In the scene we watched, a nurse named Susie develops a friendship with her patient, Vivian Bearing, a Donne scholar who is undergoing an unusually painful treatment for advanced ovarian cancer. Susie uses a shared popsicle to set up a conversation about Vivian’s code status. She gently pushes her to accept that death is inevitable and persuades her to choose DNR.
When I taught this scene, I had students read it aloud before asking them to consider what the patient learns through this conversation. In my class, the point was that, sometimes, the best healer is the one who helps her patient come to terms with the fact that she will never get better. In the class for new nurses, my instructor neatly inverted this lesson plan. After we watched the scene, she asked us what we could learn from the nurse. One of my fellow new nurses spoke up, mirroring my own thoughts: How did a nurse make the time to have the conversation at all, let alone to share a leisurely popsicle with her patient?

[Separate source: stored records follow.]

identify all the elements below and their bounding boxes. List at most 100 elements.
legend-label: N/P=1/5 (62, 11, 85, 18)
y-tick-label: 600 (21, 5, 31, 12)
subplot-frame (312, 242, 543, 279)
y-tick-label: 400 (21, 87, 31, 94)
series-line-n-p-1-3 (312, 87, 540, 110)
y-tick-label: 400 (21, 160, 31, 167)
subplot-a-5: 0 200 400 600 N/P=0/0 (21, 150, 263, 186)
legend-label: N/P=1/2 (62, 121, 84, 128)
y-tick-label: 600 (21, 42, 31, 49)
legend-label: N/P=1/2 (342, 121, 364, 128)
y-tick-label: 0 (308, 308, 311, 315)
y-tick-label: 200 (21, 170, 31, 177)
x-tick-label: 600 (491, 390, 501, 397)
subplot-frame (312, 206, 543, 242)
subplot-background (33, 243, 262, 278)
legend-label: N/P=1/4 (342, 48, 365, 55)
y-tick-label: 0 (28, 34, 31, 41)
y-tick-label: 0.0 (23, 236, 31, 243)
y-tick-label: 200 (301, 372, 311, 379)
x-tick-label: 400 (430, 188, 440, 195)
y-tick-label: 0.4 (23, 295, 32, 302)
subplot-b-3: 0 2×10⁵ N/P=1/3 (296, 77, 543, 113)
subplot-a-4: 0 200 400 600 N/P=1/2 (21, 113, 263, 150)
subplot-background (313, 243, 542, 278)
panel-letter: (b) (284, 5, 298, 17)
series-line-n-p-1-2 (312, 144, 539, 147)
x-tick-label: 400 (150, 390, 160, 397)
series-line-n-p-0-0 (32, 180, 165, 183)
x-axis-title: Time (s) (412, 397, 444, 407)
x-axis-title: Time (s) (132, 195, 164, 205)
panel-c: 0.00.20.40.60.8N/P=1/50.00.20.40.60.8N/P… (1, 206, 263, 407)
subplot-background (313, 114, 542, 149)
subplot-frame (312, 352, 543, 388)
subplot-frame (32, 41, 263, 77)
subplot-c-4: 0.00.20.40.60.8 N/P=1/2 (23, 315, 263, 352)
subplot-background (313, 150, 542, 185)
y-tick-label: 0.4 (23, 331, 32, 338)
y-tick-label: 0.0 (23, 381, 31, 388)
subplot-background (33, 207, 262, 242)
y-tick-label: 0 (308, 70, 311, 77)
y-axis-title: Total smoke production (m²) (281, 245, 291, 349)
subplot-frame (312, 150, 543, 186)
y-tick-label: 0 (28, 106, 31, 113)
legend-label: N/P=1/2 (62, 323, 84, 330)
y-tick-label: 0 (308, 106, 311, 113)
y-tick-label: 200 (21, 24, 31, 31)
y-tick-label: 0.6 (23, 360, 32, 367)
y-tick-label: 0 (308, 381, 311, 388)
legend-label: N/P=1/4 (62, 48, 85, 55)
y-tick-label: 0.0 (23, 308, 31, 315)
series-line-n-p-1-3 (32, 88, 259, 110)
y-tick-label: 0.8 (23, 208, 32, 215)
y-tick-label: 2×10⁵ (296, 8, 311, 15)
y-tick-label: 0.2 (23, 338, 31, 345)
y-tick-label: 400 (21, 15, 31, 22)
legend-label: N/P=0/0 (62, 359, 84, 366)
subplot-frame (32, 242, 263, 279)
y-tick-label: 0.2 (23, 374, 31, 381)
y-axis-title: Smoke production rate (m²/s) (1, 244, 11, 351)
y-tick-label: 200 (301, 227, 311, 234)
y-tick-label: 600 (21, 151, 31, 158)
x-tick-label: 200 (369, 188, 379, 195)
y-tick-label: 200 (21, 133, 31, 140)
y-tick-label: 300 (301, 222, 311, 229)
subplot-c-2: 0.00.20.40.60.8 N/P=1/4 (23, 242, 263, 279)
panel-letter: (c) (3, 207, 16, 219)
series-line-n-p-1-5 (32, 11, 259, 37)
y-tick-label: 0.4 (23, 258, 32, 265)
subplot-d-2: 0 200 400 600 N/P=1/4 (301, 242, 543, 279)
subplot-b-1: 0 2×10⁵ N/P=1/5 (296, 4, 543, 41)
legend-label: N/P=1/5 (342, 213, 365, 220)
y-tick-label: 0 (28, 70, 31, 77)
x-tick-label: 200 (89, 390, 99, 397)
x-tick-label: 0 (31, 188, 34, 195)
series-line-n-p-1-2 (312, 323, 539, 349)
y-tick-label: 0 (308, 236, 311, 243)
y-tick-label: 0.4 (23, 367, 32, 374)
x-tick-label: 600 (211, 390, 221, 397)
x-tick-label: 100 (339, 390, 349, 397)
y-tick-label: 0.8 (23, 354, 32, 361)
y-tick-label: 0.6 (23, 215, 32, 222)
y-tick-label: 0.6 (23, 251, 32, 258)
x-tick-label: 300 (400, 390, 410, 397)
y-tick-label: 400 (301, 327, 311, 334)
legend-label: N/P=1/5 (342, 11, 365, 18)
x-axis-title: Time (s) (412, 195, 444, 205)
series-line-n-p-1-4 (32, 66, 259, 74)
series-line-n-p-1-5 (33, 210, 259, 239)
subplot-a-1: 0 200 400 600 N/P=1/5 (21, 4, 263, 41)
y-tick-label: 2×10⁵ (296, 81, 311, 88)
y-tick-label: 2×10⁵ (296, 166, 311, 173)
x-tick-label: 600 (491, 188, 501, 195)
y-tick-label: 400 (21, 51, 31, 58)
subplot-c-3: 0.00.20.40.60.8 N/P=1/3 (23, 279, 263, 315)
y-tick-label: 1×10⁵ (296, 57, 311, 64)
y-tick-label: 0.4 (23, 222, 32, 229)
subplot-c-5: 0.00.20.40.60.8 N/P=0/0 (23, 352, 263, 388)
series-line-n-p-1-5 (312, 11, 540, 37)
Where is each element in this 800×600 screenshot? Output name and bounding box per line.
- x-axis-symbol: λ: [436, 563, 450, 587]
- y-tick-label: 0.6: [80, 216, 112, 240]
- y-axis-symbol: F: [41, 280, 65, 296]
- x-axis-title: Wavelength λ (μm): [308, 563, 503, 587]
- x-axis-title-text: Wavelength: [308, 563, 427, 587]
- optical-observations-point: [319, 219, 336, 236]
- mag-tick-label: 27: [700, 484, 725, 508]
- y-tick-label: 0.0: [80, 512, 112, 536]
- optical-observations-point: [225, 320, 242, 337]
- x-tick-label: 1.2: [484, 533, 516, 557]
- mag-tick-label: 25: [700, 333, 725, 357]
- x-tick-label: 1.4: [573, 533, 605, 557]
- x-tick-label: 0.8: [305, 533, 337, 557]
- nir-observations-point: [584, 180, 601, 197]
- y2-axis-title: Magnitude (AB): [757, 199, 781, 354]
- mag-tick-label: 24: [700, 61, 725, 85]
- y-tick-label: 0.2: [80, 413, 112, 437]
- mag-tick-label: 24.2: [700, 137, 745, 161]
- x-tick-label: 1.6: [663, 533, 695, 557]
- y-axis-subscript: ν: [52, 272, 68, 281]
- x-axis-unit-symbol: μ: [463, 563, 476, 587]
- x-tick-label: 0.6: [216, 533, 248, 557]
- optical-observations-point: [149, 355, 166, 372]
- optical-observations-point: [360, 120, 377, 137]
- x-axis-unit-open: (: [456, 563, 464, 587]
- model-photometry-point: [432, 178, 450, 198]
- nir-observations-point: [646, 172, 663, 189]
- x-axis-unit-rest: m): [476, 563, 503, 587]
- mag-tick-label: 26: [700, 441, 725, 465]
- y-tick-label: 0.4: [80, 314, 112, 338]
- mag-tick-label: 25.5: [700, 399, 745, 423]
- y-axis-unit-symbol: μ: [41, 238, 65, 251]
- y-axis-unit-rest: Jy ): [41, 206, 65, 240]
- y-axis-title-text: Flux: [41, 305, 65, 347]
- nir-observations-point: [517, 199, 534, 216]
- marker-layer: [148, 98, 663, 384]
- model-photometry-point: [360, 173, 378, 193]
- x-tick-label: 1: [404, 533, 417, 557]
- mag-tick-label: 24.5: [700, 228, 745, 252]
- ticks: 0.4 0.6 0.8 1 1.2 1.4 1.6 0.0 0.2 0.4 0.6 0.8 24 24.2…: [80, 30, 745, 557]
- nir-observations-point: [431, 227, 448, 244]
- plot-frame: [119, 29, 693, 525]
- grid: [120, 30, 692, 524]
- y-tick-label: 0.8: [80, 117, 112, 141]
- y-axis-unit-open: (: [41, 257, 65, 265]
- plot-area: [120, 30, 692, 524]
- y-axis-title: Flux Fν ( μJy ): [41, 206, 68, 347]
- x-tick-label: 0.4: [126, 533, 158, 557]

My literature class had approached mortality as an existential problem. For me and my fellow first-year nurses, the problem was logistical: How could we create the time and space for this kind of conversation? “Could I hand my pager off to another nurse to do this?” I wondered.
Almost four years into my second career, I am no longer a newbie. I now have a fundamentally different relationship with my co-workers — one that privileges collaboration and mutual responsibility. I also make decisions much more quickly and confidently. My humanities education furnished me with infinite curiosity and attention to nuance, but I no longer bring those qualities to bear on every problem I encounter. Instead, my professor brain now happily cohabitates with a new, nurse brain. Confronted with a patient who has become unable to breathe on his own, I act quickly and decisively. Only later, when the emergency has subsided, will I replay the episode in my mind and consider its deeper significance.
In a sense, I do use my Ph.D. in English every day. Watching a career collapse around me has shown me what it’s like to see your world fall apart. I learned from the care shown to me at the end of my graduate training — the professors and fellow students who listened patiently as I grieved for the end of my academic career. I remember the adviser who carved time out of her busy schedule to discuss what I could do with my life if my academic job search failed. After we reviewed the pros and cons of several alternative careers, she told me to go home and watch a movie. “It’s going to be OK,” she said, “Take tonight off.” She recognized that I was suffering, showed compassion, and suggested what I could do to feel a little bit better. In a way, that moment was the beginning of my education as a nurse.
Colin Gillis is a registered nurse in Wisconsin.